La machine de Turing moléculaire d’Ehud Shapiro.
Weiss n’est pas confiant quant à la possibilité de surmonter ces problèmes techniques, un sentiment partagé par d’autres personnes dans le domaine. Le consensus général est maintenant que, en raison de ces limitations, l’informatique ADN ne pourra jamais concurrencer directement la technologie basée sur le silicium. Cela ne signifie pas pour autant que le calcul par l’ADN est mort, loin de là. Mais les problèmes ont obligé à repenser la question et « l’accent a été déplacé de l’objectif initial », selon M. Amos. Il pense que l’informatique de l’ADN a encore un grand potentiel, mais pour lui, « le riche potentiel de l’informatique de l’ADN réside dans l’informatique in vivo », c’est-à-dire l’utilisation de la technologie à plus petite échelle, à l’intérieur des cellules. Pour Weiss, l’objectif réaliste est de « démontrer le contrôle au niveau moléculaire ».
Une démonstration de cet objectif a été réalisée il y a deux ans par le groupe d’Ehud Shapiro à l’Institut Weizmann en Israël (Y. Benenson et al. . Nature 414, 430-434 ; 2001 ), qui a construit une machine informatique programmable et autonome faite de biomolécules. Cet « automate » est similaire à l’hypothétique machine de Turing développée par le mathématicien britannique Alan Turing (1912-54) en 1936, un dispositif qui convertit l’information d’une forme à une autre et opère sur une séquence finie de symboles – la machine de Shapiro utilise deux « entrées ». Sur la base d’une série de règles de transition, la machine change son état interne en fonction de l’état actuel et de l’entrée jusqu’à ce qu’elle atteigne un « état final » lorsque toutes les entrées ont été traitées. L’automate de Shapiro utilise des endonucléases de restriction et une ligase comme « matériel » pour modifier l’état de la machine, et de l’ADN double brin comme entrées et règles de transition. Le « logiciel » ADN est continuellement ligaturé et coupé par les enzymes, jusqu’à ce qu’il atteigne un état final – une extrémité collante définie – auquel un ADN « rapporteur » est ligaturé, mettant ainsi fin au calcul. M. Shapiro espère pouvoir développer ce concept très simple et construire des modèles de plus en plus compliqués jusqu’à ce qu’il soit en mesure de construire une machine de Turing moléculaire entièrement opérationnelle. Il s’agirait d’un véritable exploit, car une machine de Turing est capable d’effectuer toutes les opérations mathématiques et est considérée comme la base des ordinateurs actuels. Il est difficile de prévoir s’il pourra atteindre son objectif mais « la direction est prometteuse », a-t-il ajouté.

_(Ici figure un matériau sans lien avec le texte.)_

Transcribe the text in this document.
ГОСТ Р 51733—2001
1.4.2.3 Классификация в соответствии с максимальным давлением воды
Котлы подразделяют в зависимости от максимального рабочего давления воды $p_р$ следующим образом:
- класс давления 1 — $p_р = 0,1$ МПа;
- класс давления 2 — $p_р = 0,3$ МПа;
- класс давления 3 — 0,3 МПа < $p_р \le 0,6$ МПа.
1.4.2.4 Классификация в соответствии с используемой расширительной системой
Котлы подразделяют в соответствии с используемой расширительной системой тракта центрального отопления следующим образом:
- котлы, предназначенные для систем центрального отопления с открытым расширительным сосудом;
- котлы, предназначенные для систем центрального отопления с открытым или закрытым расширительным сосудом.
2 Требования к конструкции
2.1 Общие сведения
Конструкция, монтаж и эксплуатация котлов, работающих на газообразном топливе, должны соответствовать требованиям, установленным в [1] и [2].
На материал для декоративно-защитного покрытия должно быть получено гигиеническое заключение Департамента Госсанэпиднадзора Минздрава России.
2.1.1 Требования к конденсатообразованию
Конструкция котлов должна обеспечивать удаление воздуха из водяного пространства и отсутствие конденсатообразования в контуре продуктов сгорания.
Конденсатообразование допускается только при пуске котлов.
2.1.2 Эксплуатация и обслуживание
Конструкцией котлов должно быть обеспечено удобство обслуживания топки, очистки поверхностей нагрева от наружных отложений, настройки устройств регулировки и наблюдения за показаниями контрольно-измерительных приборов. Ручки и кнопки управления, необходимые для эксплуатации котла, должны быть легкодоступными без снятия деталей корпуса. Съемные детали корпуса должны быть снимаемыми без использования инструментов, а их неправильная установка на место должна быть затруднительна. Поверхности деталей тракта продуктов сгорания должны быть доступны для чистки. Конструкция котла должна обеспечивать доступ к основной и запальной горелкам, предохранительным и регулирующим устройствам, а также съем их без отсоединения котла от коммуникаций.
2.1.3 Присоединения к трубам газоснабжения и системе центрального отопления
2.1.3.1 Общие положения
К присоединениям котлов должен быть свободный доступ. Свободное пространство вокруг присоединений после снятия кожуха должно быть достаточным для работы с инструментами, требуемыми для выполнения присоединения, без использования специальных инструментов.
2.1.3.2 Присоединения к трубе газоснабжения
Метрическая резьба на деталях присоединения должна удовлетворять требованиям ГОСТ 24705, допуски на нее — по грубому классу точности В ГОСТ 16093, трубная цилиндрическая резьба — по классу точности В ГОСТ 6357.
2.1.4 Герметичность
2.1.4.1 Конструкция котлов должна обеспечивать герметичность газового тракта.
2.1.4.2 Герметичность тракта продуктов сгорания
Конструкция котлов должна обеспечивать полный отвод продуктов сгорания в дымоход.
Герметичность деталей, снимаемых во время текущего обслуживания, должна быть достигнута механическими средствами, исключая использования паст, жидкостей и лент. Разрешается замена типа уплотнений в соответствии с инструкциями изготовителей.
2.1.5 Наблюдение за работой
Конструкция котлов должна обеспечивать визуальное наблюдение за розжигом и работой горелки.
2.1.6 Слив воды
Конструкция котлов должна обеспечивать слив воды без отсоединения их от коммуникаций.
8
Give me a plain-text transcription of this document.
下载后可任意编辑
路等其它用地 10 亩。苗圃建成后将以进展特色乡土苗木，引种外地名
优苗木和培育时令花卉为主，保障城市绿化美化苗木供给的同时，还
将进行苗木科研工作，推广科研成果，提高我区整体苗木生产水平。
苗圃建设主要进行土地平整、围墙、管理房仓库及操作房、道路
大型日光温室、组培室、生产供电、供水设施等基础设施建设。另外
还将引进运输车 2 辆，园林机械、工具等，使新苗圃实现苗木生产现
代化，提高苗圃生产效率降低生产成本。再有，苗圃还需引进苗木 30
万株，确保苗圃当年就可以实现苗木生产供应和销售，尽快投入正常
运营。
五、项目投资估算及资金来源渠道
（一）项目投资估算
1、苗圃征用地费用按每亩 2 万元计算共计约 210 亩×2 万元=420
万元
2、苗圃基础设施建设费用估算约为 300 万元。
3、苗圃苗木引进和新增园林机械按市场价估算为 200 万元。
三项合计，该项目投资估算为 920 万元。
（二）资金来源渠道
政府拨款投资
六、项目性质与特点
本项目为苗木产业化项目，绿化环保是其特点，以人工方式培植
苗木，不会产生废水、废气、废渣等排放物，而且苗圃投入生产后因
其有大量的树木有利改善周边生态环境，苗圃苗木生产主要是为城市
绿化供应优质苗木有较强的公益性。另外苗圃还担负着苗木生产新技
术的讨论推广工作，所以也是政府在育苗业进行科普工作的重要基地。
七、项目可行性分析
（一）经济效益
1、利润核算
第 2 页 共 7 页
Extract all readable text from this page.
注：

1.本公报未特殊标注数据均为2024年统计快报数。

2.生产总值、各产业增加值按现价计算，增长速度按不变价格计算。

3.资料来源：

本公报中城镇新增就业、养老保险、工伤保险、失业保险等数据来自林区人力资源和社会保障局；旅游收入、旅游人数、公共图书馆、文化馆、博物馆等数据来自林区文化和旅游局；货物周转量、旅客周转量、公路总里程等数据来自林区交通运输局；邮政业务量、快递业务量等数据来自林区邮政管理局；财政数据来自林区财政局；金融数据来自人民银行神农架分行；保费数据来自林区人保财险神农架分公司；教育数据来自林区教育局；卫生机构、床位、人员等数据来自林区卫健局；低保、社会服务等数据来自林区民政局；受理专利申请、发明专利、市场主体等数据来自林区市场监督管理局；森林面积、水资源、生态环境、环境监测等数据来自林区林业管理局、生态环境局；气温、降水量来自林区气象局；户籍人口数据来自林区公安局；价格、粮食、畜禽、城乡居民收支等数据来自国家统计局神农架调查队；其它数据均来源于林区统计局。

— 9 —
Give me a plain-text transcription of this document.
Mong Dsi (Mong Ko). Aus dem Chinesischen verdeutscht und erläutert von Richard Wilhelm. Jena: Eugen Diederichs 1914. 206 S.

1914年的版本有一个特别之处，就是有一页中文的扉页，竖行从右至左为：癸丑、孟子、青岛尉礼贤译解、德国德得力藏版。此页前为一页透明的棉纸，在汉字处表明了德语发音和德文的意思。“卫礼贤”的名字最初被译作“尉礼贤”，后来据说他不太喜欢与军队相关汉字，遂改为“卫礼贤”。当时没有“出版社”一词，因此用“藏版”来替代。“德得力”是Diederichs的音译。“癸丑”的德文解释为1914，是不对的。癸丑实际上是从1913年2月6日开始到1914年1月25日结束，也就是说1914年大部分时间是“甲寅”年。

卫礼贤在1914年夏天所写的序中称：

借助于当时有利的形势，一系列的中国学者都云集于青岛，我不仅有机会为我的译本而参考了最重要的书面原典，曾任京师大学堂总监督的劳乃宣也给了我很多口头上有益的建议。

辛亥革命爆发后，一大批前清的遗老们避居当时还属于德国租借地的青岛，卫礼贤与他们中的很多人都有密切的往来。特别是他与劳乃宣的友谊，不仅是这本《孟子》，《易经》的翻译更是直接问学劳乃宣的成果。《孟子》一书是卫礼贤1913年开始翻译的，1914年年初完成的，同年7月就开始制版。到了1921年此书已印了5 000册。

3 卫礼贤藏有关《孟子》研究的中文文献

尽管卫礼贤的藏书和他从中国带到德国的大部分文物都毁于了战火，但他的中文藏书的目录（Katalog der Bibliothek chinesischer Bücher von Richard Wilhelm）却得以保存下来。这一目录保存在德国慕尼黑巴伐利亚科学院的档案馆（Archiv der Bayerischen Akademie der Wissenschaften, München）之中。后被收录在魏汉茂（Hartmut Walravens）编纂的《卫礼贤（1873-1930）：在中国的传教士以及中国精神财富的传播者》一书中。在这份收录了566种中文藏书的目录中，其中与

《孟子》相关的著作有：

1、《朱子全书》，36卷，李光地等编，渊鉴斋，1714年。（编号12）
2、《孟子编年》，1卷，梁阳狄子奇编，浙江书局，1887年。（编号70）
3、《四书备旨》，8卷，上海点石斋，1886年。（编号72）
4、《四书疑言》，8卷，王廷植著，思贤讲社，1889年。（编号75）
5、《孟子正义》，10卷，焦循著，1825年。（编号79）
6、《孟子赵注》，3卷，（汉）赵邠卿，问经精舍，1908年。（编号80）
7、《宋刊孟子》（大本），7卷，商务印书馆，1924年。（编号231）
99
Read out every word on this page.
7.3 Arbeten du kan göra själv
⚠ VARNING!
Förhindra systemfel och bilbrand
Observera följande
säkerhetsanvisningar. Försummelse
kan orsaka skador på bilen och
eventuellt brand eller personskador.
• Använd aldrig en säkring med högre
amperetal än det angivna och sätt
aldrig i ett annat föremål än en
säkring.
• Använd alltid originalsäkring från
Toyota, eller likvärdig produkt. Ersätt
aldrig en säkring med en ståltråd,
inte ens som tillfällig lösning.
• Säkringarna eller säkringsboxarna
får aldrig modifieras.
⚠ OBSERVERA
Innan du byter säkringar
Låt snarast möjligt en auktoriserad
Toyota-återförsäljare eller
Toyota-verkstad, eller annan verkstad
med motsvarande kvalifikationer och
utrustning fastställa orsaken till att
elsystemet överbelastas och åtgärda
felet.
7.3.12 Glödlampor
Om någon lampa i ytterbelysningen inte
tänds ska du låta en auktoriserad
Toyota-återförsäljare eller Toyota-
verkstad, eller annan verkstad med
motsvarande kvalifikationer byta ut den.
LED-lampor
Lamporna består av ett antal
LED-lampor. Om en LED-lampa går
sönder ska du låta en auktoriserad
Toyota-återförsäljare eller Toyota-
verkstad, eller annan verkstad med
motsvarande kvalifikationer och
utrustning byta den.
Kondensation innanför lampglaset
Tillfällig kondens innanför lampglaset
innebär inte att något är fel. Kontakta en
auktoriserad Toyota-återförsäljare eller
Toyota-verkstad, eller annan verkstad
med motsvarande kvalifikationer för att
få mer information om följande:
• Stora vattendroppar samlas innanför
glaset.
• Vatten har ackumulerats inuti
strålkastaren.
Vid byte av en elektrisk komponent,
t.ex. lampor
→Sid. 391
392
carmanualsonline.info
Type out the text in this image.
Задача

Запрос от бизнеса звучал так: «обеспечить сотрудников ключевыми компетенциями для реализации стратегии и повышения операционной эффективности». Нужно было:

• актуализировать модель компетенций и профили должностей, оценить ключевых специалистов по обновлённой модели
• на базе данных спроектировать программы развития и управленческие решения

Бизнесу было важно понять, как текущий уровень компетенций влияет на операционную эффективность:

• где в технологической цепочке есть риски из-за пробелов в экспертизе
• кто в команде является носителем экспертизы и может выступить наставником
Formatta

Comme l’a dit Shapiro, « beaucoup d’informations sont disponibles sous forme de molécules biologiques. Si vous pouvez les programmer et répondre à ces informations, alors vous pouvez faire beaucoup de choses. » Sa vision à long terme est « de créer des machines de calcul moléculaire capables d’analyser les situations dans les cellules, puis de synthétiser des molécules pour y faire face. » Les applications potentielles d’une telle technologie sont vastes. L’utilisation de cellules programmées comme « sentinelles biologiques », comme les a surnommées Weiss, pourrait avoir des applications évidentes dans la lutte contre les maladies, en reconnaissant les cellules ou les tissus endommagés et en signalant le problème ou, mieux encore, en effectuant la libération de molécules réparatrices.
Une autre direction prometteuse est l’auto-assemblage moléculaire de l’ADN pour construire des structures moléculaires complexes, qui pourrait avoir un impact sur d’autres domaines, comme les nanotechnologies. Eric Winfree, de l’Institut de technologie de Californie, aux États-Unis, a consacré beaucoup de temps à ce sujet et a mis au point une méthode pour construire des « tuiles » moléculaires – de minuscules blocs d’ADN. En programmant les bords de ces tuiles, il est parvenu à forcer l’ADN à s’assembler en de minuscules motifs moléculaires. Cependant, il n’a pu jusqu’à présent construire que des structures simples et, dit-il, « nous devons arriver au point où nous pouvons construire des modèles compliqués ».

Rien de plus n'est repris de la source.